About AMC - The Maritime Security Program

On October 8, 1996, President Clinton signed into law the Maritime Security Act (P.L. 104-239) after it was overwhelmingly adopted by the House of Representatives and the Senate. This measure established the Maritime Security Program (MSP), supporting in the international shipping trades a fleet of militarily useful U.S.-flag commercial vessels crewed by American citizens. Participating vessel operators are required to make their ships and other commercial transportation resources available to the Department of Defense during times of war or national emergency.

The original ten-year program supported the operation of 47 U.S.-flag vessels in the foreign commerce of the United States. In 2003, the program was reauthorized for an additional ten years and expanded to support 60 vessels, each being provided with a $2.7 million stipend, subject to annual appropriations.

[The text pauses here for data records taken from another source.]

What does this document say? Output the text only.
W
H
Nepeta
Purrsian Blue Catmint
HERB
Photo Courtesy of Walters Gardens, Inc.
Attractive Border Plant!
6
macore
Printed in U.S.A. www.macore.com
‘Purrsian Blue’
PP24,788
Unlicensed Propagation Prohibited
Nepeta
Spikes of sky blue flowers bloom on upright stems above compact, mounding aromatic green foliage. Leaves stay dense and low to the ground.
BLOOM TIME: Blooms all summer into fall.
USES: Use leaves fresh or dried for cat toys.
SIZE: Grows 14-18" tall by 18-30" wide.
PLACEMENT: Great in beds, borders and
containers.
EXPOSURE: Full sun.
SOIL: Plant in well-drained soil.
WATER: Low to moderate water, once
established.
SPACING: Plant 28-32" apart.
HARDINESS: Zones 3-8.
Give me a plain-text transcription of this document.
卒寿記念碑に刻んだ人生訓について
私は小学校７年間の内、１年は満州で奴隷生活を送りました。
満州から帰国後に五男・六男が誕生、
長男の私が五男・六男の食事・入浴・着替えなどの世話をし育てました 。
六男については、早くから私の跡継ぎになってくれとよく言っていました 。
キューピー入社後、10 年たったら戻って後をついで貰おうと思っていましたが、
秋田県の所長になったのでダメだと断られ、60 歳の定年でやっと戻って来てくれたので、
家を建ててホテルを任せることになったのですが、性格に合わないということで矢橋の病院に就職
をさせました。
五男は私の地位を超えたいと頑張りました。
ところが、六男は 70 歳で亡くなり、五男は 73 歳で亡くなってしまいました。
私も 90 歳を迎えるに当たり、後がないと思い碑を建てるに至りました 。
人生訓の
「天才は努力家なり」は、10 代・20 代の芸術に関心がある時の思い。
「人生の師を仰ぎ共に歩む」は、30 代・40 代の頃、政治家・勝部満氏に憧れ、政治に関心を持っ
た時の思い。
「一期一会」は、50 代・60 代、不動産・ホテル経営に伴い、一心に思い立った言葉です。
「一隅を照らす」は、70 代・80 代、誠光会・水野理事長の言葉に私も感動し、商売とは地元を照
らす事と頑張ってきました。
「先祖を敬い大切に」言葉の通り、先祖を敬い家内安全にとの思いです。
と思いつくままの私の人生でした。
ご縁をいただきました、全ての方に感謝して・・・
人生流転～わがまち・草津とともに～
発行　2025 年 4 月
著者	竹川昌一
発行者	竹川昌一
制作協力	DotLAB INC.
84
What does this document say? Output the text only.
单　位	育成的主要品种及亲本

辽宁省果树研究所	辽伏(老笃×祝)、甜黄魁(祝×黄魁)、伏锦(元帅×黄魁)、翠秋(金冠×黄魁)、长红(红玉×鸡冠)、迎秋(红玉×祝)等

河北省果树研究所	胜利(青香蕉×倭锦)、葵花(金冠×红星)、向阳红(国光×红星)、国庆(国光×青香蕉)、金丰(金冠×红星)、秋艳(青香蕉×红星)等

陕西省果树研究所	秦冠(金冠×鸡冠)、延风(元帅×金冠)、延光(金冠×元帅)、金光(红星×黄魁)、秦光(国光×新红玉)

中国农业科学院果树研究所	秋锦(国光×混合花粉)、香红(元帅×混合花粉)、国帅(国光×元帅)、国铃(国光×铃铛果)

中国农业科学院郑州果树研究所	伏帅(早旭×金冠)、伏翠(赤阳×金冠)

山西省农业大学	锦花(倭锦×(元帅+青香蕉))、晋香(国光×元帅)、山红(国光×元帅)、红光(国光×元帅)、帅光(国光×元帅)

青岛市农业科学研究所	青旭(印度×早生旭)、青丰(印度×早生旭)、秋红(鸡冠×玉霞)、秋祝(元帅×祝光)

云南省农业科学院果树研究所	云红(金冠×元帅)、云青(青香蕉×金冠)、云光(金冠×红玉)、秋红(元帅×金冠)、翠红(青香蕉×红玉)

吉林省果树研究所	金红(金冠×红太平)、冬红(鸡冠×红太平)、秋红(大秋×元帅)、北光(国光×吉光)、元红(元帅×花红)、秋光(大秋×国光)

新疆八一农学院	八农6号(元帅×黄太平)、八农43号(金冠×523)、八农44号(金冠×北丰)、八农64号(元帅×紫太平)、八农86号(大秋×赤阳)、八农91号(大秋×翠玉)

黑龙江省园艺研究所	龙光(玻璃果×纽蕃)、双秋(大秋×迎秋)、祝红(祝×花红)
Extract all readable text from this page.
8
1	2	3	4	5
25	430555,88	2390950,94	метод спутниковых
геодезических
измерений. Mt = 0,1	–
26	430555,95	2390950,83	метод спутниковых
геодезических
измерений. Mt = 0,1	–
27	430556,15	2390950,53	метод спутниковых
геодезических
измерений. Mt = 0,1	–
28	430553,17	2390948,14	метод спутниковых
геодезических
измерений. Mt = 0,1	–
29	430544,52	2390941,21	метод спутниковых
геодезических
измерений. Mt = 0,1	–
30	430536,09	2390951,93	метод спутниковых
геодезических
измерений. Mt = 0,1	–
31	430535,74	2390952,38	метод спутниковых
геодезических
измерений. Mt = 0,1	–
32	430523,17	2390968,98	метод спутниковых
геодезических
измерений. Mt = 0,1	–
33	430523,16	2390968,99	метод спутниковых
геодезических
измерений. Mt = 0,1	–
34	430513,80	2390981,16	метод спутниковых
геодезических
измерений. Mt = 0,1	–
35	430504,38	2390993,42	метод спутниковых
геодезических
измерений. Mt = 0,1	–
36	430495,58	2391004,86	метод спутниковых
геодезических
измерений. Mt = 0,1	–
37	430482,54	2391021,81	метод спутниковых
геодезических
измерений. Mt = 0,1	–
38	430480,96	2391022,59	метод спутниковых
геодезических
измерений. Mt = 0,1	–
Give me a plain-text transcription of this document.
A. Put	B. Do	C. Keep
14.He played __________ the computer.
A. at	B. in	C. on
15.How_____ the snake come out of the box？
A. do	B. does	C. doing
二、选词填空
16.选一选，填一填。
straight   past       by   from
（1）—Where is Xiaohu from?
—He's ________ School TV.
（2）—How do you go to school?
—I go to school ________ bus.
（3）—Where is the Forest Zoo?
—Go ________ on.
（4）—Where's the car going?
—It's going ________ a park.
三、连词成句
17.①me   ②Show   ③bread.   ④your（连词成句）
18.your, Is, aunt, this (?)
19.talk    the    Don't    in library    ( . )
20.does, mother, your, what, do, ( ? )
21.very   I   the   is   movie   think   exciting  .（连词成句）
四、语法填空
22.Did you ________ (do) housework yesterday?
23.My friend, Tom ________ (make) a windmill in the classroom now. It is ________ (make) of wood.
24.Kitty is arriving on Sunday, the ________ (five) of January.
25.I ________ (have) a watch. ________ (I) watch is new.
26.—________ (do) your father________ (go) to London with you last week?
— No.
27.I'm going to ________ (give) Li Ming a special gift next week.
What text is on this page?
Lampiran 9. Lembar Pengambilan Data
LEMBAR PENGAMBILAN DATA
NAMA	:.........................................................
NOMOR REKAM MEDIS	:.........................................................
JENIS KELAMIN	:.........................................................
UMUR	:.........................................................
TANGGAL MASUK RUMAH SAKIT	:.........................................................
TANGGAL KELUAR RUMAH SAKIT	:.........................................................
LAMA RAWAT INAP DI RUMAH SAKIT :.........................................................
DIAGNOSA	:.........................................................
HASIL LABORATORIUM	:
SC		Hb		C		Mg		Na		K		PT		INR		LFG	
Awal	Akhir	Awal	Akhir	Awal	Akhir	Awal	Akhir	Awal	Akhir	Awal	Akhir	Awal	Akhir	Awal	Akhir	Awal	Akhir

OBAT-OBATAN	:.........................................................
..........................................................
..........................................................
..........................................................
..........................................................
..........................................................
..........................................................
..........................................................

Unlike past governmental support programs, such as the operating-differential subsidy program, MSP has few restrictions on vessels operating in the U.S. foreign commerce. Eligible vessels may be built either in the United States or in a foreign country. The program, subject to annual appropriations, is administered on the basis of renewable one-year contracts, provided funding is available.

The Maritime Security Program is a major component in our military sealift policy. By keeping these vessels in the U.S.-flag fleet sailing internationally during peacetime, they ensure the job base of the merchant marine. And in time of war or national emergency, they provide the necessary sealift to support our nationís warfighters across the globe.